The trade fair market

Trade fairs are a key driver of international trade in goods and services. They are important marketing instruments in B2B communications and they intensify competition and trade in nearly all economic regions around the globe, ensuring growth and jobs. Economic globalisation and an increased orientation towards brand names are additional factors promoting the worldwide importance of these sector-specific marketplaces. In the process, trade fair organisers are developing into marketing partners for businesses in ever more comprehensive ways.

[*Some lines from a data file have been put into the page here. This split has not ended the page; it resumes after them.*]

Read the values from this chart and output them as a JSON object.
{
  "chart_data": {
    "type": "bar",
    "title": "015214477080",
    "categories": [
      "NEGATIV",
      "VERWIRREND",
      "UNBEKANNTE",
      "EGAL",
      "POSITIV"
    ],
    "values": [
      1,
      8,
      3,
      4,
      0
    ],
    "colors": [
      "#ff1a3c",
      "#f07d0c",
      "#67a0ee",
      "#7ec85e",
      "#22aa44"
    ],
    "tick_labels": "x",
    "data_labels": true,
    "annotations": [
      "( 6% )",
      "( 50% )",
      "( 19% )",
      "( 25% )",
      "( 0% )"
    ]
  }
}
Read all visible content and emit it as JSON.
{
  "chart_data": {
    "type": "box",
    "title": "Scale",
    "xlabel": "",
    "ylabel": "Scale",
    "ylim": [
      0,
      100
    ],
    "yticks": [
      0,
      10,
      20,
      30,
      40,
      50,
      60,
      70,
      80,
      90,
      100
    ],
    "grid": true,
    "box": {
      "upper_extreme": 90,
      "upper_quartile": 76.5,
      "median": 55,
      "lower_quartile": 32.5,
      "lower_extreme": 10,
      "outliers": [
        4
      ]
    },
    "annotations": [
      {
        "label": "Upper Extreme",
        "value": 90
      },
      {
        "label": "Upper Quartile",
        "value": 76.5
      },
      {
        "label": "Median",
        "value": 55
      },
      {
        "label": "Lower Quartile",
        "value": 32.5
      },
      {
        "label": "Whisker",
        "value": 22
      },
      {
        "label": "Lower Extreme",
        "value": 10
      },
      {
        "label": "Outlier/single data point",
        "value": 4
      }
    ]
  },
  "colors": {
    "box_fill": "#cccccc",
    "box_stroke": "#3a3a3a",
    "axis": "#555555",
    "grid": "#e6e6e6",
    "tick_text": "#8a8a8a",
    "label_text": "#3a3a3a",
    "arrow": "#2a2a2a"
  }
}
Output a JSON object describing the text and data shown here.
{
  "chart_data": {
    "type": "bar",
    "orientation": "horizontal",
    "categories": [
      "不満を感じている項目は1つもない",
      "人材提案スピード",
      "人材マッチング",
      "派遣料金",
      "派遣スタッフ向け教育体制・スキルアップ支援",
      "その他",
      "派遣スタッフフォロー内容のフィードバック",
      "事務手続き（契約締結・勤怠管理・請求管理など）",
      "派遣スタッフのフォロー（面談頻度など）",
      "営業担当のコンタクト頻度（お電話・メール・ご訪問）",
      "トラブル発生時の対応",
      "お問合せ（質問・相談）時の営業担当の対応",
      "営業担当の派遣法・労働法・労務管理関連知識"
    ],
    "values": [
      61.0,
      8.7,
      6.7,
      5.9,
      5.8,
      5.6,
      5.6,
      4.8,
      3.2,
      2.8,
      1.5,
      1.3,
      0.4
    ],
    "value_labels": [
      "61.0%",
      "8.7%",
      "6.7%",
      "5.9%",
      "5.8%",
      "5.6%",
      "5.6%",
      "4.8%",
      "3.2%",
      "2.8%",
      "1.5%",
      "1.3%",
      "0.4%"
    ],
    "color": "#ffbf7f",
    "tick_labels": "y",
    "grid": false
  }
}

The trade fair spectrum covers everything from special exhibitions for nearly every sector in highly developed countries to universal exhibitions in developing countries. According to data from the Global Association of the Exhibition Industry (UFI), there are around 1,200 exhibition venues and 31,000 exhibitions a year worldwide. They offer a combined hall space of more than 34.8 million square metres – or the equivalent of 460 football fields. Around 4.4 million exhibitors and more than 260 million visitors gather at these more than 31,000 exhibitions a year. Germany accounts for 10 per cent of the world’s trade fair market. 

The functions of trade fairs

Of all marketing instruments, trade fairs have by far the broadest range of functions. They directly affect business administration, national economies and society as a whole.


Marketing functions

Trade fairs serve to establish and maintain customer relations, find business partners and personnel, and position companies as a whole. As test markets for new products, they are also market research instruments. They enable companies to raise name recognition levels, analyse competitive environments and prepare to sell products and services. Just visiting trade fairs can pay off for young companies, for example in the early stages of entering markets.

Overall economic functions

Trade fairs benefit their exhibitors and visitors, but also the economies around their host cities and even their respective states and countries. They generate strong secondary effects, especially for the hotel, restaurant and transport sectors. They are also very beneficial to companies that provide valuable services to trade fair organisers and exhibitors, in fields such as stand design and construction, logistics, translation and interpreting, and hosting. Regional economic effects can be five to sevenfold the sales for organisers, especially if the exhibition venues have a strong international focus. Trade fairs therefore ensure many jobs in their regions, particularly for medium-sized companies.

Social functions

Trade fairs have always been centres of knowledge – of information that is prepared, cultivated and placed in helpful contexts. As our society becomes ever more knowledge-based, information has become a crucial resource. Producing, selecting, filtering and channelling it has thereby become one of the most important activities of national economies. As a result, ever more conferences are being held in conjunction with exhibitions, and vice versa, as vibrant and immediate ways of conveying knowledge.